四季の歌
区のセンターで妻も歌う合唱祭が催される日、撮影しようと出かけた。6回しか練習してないので「来なくてもいい」と言われてはいたのだが、せっかくだから記録しようと思った。出演順が1番の妻が家を出たあとすぐ追うように50ccバイクを走らせた。
天気のよい日で気分もよく、人々が次々にセンターに吸い込まれていく。センターの駐輪場はいっぱいだったがすでに駐まっていた妻の50ccバイクの横に、少し狭かったが駐める。入り口を入ると案内の係の女性が二階への階段を手で示してくれそのまま二階へ。
ドア前で言われるままに記帳し、会場に入ると中は思ったより広く、舞台近くの席は出演する人たちでかなりいっぱいで純粋な観客は少なく、後ろ寄りの椅子に僕も案内される。あらかじめ記帳台近くの人に訊ねておいた撮影の可否は、席に座ってしばらくして条件つきでOKされ、携帯を横に構えて開始を僕は待つ。
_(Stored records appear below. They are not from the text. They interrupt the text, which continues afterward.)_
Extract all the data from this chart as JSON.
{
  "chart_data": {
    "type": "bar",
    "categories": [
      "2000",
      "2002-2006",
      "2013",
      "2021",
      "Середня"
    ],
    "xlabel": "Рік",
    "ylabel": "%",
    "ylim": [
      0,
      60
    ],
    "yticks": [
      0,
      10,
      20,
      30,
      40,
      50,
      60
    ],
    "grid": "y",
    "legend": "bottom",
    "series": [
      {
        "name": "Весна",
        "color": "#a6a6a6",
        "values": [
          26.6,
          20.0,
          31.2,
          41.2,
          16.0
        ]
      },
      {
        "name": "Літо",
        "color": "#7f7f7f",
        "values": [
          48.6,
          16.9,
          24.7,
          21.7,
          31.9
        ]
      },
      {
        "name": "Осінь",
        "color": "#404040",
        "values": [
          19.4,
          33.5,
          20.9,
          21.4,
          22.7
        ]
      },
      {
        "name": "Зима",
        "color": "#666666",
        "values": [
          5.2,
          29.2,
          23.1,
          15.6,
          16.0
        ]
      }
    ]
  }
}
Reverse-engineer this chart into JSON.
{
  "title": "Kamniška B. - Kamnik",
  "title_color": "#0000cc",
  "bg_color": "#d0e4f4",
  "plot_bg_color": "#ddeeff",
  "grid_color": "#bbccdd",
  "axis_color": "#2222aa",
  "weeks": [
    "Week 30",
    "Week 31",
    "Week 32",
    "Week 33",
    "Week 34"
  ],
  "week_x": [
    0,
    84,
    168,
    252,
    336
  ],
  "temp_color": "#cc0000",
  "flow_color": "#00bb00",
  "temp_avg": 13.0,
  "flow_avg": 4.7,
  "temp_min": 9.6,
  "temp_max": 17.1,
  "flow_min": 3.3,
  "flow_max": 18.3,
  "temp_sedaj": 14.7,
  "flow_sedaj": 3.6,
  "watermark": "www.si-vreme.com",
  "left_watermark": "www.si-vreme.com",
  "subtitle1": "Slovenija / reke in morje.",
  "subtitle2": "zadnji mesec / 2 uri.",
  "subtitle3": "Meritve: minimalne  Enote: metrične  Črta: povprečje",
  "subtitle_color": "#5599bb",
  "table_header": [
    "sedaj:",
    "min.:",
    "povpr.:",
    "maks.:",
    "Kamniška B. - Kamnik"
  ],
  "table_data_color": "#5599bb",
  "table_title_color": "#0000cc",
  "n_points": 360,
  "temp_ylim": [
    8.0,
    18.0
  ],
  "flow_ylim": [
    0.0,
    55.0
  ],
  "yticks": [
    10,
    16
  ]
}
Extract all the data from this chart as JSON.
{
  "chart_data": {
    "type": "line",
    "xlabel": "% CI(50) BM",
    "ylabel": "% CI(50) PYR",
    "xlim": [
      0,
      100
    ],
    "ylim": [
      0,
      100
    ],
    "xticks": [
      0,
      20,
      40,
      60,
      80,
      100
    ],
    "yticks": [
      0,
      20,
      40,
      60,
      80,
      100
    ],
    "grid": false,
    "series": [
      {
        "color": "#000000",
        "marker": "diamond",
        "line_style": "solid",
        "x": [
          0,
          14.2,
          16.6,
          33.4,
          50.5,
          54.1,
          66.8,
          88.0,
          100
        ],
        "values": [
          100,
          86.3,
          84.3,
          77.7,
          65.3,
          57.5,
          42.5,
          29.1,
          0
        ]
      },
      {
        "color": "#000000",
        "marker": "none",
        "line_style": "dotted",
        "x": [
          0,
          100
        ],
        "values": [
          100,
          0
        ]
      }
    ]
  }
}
センター長なのだろう、初老の男性の簡単な挨拶のあと40人はいるだろうか、妻の属するグループの大勢(おおぜい)が舞台いっぱいに並び、「シュラーフェ、シュラーフェ」とシューベルトの子守歌がドイツ語で始まった。
その曲は3番目だった。家で何回か練習しているのを耳にしてはいたが、男声も交えた合唱で「四季の歌」を初めて聞いた僕は撮影しながら図らずも涙ぐんでしまった。とくに4番の「冬を愛する人」のところで根雪にたとえられた《母》の部分でこみ上げてきた。撮影に集中して無心になっていた。それもよかった。
無心になることが少ない。無心になった時素直になれる。素直な自分が僕は好きだ。